Working with a variety of magnetic materials (see table below) AMS deposition techniques achieve optimal conditions (uniformity, composition control, easy/hard axis orientation). The thickness range of these materials spans from <10Å (1nm) for GMR and MTJ applications to >10µ for magnetic shields and flux-concentrators.

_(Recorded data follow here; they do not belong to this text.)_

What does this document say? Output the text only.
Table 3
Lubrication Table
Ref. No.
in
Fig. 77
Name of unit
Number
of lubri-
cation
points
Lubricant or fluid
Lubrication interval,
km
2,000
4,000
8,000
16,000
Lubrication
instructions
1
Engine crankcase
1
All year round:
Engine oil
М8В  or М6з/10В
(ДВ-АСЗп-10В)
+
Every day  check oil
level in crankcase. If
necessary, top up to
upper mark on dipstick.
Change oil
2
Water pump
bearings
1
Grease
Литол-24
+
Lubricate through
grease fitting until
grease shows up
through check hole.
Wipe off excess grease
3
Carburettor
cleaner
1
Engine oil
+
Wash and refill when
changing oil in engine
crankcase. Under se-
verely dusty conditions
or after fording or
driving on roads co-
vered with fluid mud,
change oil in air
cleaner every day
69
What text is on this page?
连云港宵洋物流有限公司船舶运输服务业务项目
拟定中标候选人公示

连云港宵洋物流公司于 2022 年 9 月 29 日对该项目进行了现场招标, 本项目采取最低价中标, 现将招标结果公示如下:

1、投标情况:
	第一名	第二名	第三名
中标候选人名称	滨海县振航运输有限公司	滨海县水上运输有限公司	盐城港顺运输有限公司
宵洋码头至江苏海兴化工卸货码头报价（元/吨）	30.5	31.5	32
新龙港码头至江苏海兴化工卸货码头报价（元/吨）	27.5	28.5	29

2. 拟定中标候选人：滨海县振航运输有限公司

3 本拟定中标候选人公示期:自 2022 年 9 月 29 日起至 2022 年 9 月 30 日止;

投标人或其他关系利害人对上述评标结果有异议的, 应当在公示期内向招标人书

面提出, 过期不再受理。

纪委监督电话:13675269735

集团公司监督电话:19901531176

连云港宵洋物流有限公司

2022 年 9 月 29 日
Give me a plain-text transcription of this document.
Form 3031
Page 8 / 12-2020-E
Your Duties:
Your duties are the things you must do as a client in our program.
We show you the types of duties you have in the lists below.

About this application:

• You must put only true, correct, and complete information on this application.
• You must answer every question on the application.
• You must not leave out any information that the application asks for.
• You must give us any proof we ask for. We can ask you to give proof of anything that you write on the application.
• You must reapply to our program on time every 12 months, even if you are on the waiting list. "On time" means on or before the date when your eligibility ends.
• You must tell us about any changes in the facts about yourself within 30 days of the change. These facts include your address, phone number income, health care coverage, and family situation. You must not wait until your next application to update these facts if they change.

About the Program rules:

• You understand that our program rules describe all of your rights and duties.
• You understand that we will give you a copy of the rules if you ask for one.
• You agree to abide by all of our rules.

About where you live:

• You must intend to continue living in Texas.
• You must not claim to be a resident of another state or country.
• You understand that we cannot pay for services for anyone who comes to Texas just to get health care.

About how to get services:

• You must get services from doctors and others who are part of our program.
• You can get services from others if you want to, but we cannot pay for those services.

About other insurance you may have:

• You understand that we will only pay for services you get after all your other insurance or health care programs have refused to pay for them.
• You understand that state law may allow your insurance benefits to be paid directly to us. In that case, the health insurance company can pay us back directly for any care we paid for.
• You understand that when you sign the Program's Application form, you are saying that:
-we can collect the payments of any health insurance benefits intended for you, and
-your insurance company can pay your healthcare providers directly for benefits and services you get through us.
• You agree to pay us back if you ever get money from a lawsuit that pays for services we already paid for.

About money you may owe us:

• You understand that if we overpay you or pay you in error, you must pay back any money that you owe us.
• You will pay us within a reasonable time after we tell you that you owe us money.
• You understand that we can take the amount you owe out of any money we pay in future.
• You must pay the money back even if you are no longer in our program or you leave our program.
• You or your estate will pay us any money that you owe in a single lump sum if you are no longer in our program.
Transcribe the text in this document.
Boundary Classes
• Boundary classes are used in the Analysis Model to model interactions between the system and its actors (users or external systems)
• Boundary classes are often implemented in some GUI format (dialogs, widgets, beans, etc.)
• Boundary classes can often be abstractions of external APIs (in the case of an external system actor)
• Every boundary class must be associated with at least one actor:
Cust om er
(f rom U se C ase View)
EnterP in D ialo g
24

|Materials||Magnetic Properties||Application||Deposition Technique||Typical Layer Thk.|
|NiFe (Permalloy)||Soft||AMR, GMR sensors||Sputtered||10Ǻ – 1000Ǻ|
|NiFe (Permalloy)||Soft||Shields, Poles||Plated||1µm – 10µm|
|NiFe (45/55)||Soft, higher moment||Shields, Poles||Plated||1µm-10µm|
|CoPt||Hard, high coercivity||Permanent magnets||Sputtered||500 Ǻ – 10 µm|
|Co ternary alloy||Soft, higher moment||Shields, Inductors, Poles||Sputtered||1 µm – 10 µm|
|IrMn, PtMn||Anti-ferromagnetic||GMR, MTJ sensors||Sputtered||50 – 250 Ǻ|
We use several different vacuum deposition tools to deposit a variety of magnetic materials, including the GMR / MTJ cluster disposition system seen below. The metrology equipment for the characterization of magnetic materials includes BH loopers, VSM (Vibrating Sample Magnetometer), MFM (Magnetic Force Microscopy) and RMM (Remanent Moment Magnetization).